Traceback (most recent call last):                                                                                                                            
  File "thing.py", line 23, in <module>                                                                                                                       
    out, hidden = lstm(packed)                                                                                                                                
  File "/users/mmazuecos/miniconda3/envs/confirm_it/lib/python3.6/site-packages/torch/nn/modules/module.py", line 547, in __call__                            
    result = self.forward(*input, **kwargs)                                                                                                                   
  File "/users/mmazuecos/miniconda3/envs/confirm_it/lib/python3.6/site-packages/torch/nn/modules/rnn.py", line 562, in forward                                
    return self.forward_packed(input, hx)                                                                                                                     
  File "/users/mmazuecos/miniconda3/envs/confirm_it/lib/python3.6/site-packages/torch/nn/modules/rnn.py", line 554, in forward_packed                         
    output, hidden = self.forward_impl(input, hx, batch_sizes, max_batch_size, sorted_indices)                                                                
  File "/users/mmazuecos/miniconda3/envs/confirm_it/lib/python3.6/site-packages/torch/nn/modules/rnn.py", line 529, in forward_impl                           
    self.num_layers, self.dropout, self.training, self.bidirectional)                                                                                         
RuntimeError: cuDNN error: CUDNN_STATUS_EXECUTION_FAILED

I’ve been looking for this errors in a couple of places, mainly this discussion and this one. Most of the solutions were reinstalling pytorch, but it was of no use.
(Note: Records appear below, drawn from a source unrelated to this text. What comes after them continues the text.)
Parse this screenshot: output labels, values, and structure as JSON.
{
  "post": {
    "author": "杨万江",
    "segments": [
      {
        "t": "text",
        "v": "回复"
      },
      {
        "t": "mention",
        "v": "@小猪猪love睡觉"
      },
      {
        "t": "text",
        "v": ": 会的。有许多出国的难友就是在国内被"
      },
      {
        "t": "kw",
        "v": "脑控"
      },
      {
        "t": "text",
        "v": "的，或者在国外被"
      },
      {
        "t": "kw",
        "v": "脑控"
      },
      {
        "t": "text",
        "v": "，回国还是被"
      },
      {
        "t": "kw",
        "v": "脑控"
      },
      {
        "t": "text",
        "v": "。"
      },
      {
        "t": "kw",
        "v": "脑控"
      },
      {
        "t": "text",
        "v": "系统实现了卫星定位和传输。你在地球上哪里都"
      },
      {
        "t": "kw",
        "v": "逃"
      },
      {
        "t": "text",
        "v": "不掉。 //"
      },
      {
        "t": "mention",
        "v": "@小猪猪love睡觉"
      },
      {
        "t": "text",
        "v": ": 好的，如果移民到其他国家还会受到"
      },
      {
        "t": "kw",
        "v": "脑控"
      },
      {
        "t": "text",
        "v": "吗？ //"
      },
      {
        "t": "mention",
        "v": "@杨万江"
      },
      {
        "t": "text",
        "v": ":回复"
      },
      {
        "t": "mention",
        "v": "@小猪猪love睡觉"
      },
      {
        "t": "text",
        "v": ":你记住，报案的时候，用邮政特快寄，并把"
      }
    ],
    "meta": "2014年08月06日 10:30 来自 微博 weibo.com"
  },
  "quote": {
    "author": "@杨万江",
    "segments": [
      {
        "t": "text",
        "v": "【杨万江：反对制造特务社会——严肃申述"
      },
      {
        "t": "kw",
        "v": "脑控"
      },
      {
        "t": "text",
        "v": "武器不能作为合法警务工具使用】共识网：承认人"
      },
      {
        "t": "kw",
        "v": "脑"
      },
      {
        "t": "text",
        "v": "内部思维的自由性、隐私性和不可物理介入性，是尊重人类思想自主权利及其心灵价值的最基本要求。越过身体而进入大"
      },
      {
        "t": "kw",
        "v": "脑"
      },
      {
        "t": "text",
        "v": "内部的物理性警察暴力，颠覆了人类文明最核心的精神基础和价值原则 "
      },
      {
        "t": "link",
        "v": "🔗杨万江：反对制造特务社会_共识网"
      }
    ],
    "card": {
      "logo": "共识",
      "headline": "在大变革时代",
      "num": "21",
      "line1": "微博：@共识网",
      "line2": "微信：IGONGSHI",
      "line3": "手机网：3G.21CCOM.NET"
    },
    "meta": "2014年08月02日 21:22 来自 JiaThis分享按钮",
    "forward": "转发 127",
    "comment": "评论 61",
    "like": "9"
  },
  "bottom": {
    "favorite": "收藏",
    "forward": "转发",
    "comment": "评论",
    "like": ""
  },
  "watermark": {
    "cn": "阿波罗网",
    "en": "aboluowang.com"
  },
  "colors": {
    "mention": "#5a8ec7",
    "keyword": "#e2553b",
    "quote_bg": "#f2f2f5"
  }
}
The problem does not happen when I disable the CuDNN backend or run in CPU, but happens with every compatible version of PyTorch, CUDA and CuDNN I was able to try on when using CuDNN enabled.

This is the minimal code that reproduces my problem:

import torch                                                                                                                                                  
import torch.nn as nn                                                                                                                                         
                                                                                                                                                              
from torch.nn.utils.rnn import pack_padded_sequence                                                                                  
                                                                                                                                                              
torch.manual_seed(1)                                                                                                                                          
                                                                                                                                                              
lstm = nn.LSTM(3, 3).cuda()                                                                                                                                   
inputs = torch.randn((3,3,3)).to(device='cuda')                                                                                                               
                                                                                                                                                              
                                                                                                                                                              
packed = pack_padded_sequence(inputs, [3,3,3])                                                                                                                
out, hidden = lstm(packed)                                                                                                                                    
                                                                                                                                                              
print(out)                                                                                                                                                    
print(hidden)

My current setting is:

  • PyTorch 1.10.2
  • CUDA 10.2
  • CuDNN 7.6.5
  • Nvidia A30

I came around the same problem using

  • PyTorch 1.2.0
  • CUDA 10.0
  • CuDNN 7.6.5
  • Nvidia A10

Maybe I’m missing something? Using PackedSequences used to run smoothly according to the authors of the code I was trying to use originally.

Thank beforehand for your help!

Your Ampere GPUs would need to use CUDA11 while it seems you have installed the CUDA10 binaries with cuDNN7.6.5, which is expected to fail.
Install the latest pip wheels or conda binaries with CUDA11.3 (or 11.5) and check if you are still hitting the issue.

Installing PyTorch 1.10.2 with cudatoolkit 11.1 (which was the only 11.X version available in the server I’m using) did the trick!

Thanks a lot for the reply!